AWS had a large multi-hour Kinesis outage last Wednesday that affected a variety of dependent services, including Cloudwatch, Lambda, ECS, and EKS. These systems are complicated and highlight the scale and complexity of modern cloud computing.
It’s impossible to be perfect but it’s a reminder for all of us to think through our applications and identify their failure cases. Just because there was a major AWS failure that affected your service does not mean you should drop everything and convert your application to be highly-available with regional failover. Instead try to model the probability of a particular failure, its impact, and the effort of a fix. With the above you should be able to identify some easy wins that get you fairly far.
The reality is that when it comes to availability you just want to be better than your customers. If your customers are down it’s unlikely they’ll even know you’re down. And in fact there’s strength in numbers - I recall a large AWS S3 outage in 2017 that took down a large chunk of the internet and at that point everyone was just waiting for AWS to recover. A big driver is your business - if you’re delivering a critical need then your SLAs and architecture should reflect it - Okta is a great example of architecting to reduce failure - but many companies don’t need to go to such a degree.

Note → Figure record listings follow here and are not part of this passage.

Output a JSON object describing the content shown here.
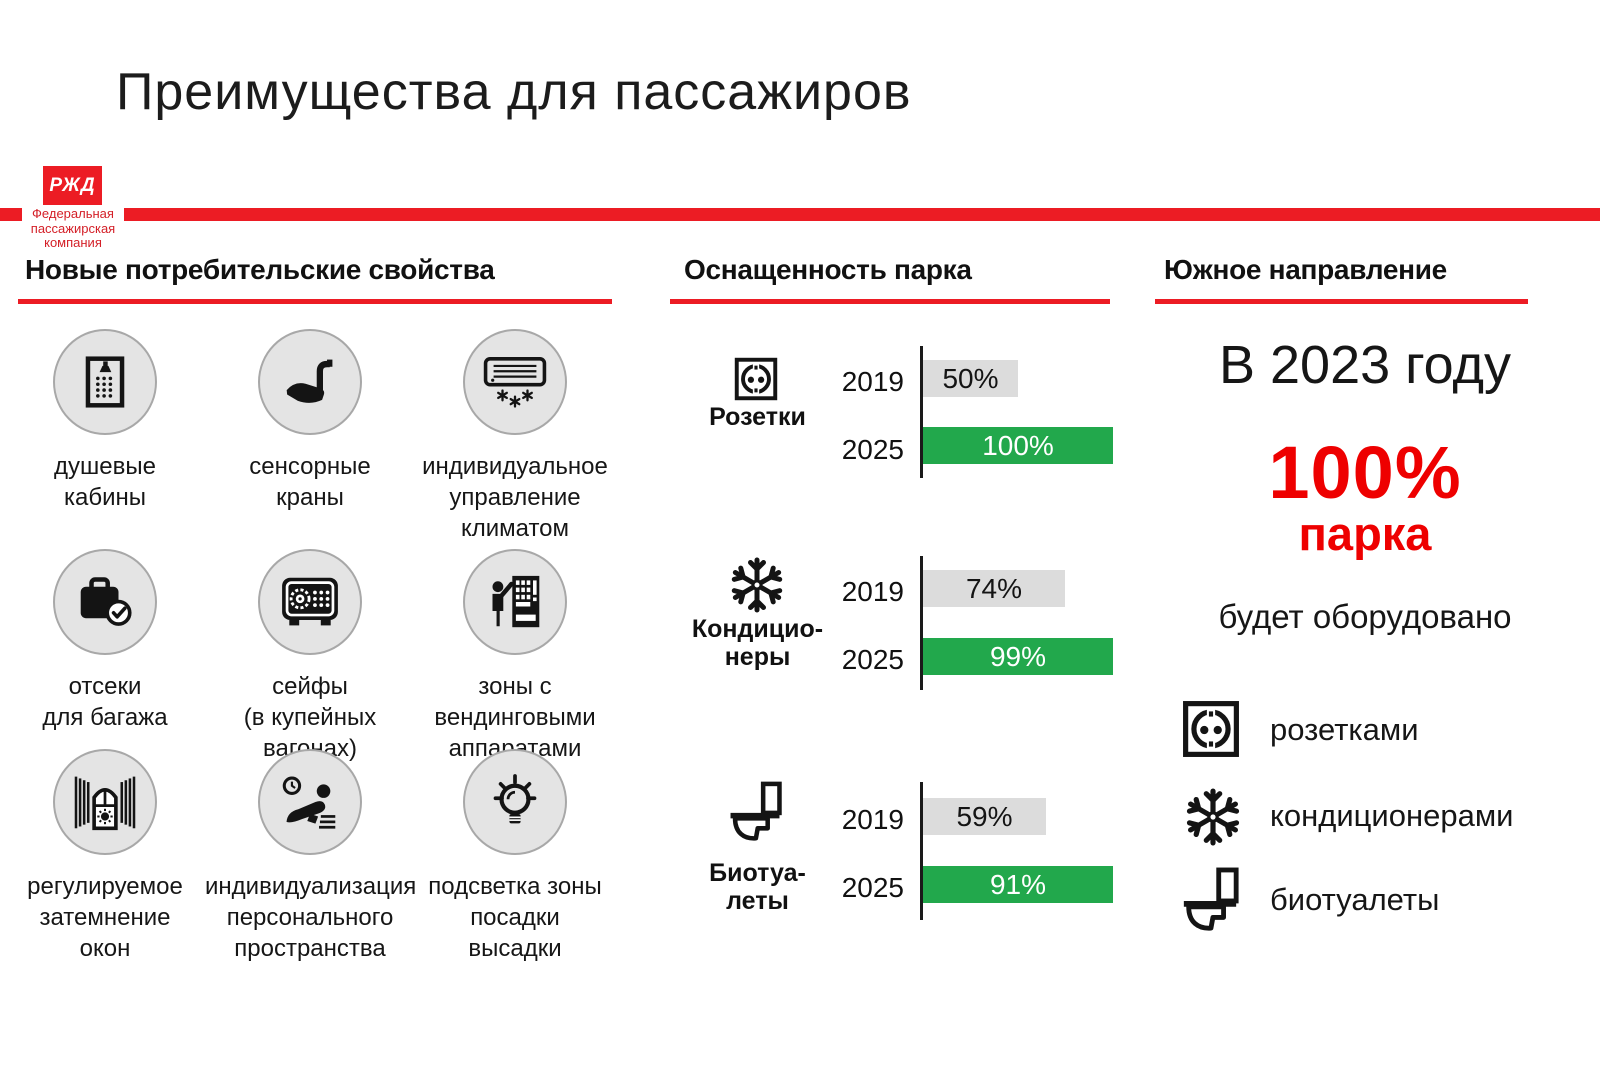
{
  "slide": {
    "title": "Преимущества для пассажиров",
    "logo": {
      "mark": "РЖД",
      "company_lines": "Федеральная\nпассажирская\nкомпания"
    },
    "colors": {
      "accent_red": "#EC1C24",
      "highlight_red": "#EE0000",
      "bar_green": "#22A84C",
      "bar_gray": "#DCDCDC",
      "circle_fill": "#E4E4E4",
      "circle_border": "#A8A8A8"
    }
  },
  "features": {
    "header": "Новые потребительские свойства",
    "items": [
      {
        "icon": "shower-icon",
        "label": "душевые\nкабины"
      },
      {
        "icon": "touch-faucet-icon",
        "label": "сенсорные\nкраны"
      },
      {
        "icon": "climate-control-icon",
        "label": "индивидуальное\nуправление\nклиматом"
      },
      {
        "icon": "luggage-icon",
        "label": "отсеки\nдля багажа"
      },
      {
        "icon": "safe-icon",
        "label": "сейфы\n(в купейных\nвагонах)"
      },
      {
        "icon": "vending-machine-icon",
        "label": "зоны с\nвендинговыми\nаппаратами"
      },
      {
        "icon": "window-dimming-icon",
        "label": "регулируемое\nзатемнение\nокон"
      },
      {
        "icon": "personal-space-icon",
        "label": "индивидуализация\nперсонального\nпространства"
      },
      {
        "icon": "boarding-light-icon",
        "label": "подсветка зоны\nпосадки\nвысадки"
      }
    ]
  },
  "fleet": {
    "header": "Оснащенность парка",
    "groups": [
      {
        "icon": "power-socket-icon",
        "label": "Розетки",
        "bars": [
          {
            "year": "2019",
            "value": 50,
            "display": "50%"
          },
          {
            "year": "2025",
            "value": 100,
            "display": "100%"
          }
        ]
      },
      {
        "icon": "snowflake-icon",
        "label": "Кондицио-\nнеры",
        "bars": [
          {
            "year": "2019",
            "value": 74,
            "display": "74%"
          },
          {
            "year": "2025",
            "value": 99,
            "display": "99%"
          }
        ]
      },
      {
        "icon": "toilet-icon",
        "label": "Биотуа-\nлеты",
        "bars": [
          {
            "year": "2019",
            "value": 59,
            "display": "59%"
          },
          {
            "year": "2025",
            "value": 91,
            "display": "91%"
          }
        ]
      }
    ]
  },
  "south": {
    "header": "Южное направление",
    "intro": "В 2023 году",
    "highlight_value": "100%",
    "highlight_unit": "парка",
    "outro": "будет оборудовано",
    "equipment": [
      {
        "icon": "power-socket-icon",
        "label": "розетками"
      },
      {
        "icon": "snowflake-icon",
        "label": "кондиционерами"
      },
      {
        "icon": "toilet-icon",
        "label": "биотуалеты"
      }
    ]
  },
  "chart_data": {
    "type": "bar",
    "orientation": "horizontal",
    "title": "Оснащенность парка",
    "categories": [
      "Розетки",
      "Кондиционеры",
      "Биотуалеты"
    ],
    "series": [
      {
        "name": "2019",
        "values": [
          50,
          74,
          59
        ],
        "color": "#DCDCDC"
      },
      {
        "name": "2025",
        "values": [
          100,
          99,
          91
        ],
        "color": "#22A84C"
      }
    ],
    "unit": "%",
    "xlim": [
      0,
      100
    ],
    "value_labels": [
      [
        "50%",
        "74%",
        "59%"
      ],
      [
        "100%",
        "99%",
        "91%"
      ]
    ],
    "legend_position": "none",
    "grid": false
  }
}
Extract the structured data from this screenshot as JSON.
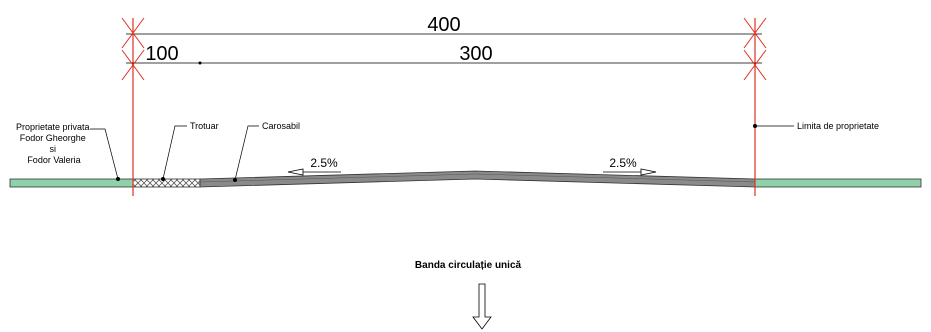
{
  "dimensions": {
    "total": "400",
    "left": "100",
    "right": "300"
  },
  "labels": {
    "property_owner_lines": [
      "Proprietate privata",
      "Fodor Gheorghe",
      "si",
      "Fodor Valeria"
    ],
    "sidewalk": "Trotuar",
    "roadway": "Carosabil",
    "property_limit": "Limita de proprietate",
    "slope_left": "2.5%",
    "slope_right": "2.5%"
  },
  "caption": "Banda circulație unică",
  "colors": {
    "ground": "#8fd1a8",
    "limit_line": "#e0301e",
    "pavement": "#8a8a8a",
    "sidewalk_hatch": "#555555"
  }
}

One of the simpler actions to take is to design your application to run but in a degraded state. That may mean making it read-only for the duration of an issue or having all modifications waiting in a queue. A model we’ve had success with is using S3 as a sort of cache of business data that is used by our most critical applications. The data on S3 may not get refreshed if there’s an outage on any of the feeder systems but the application itself can operate just fine using slightly out of date data.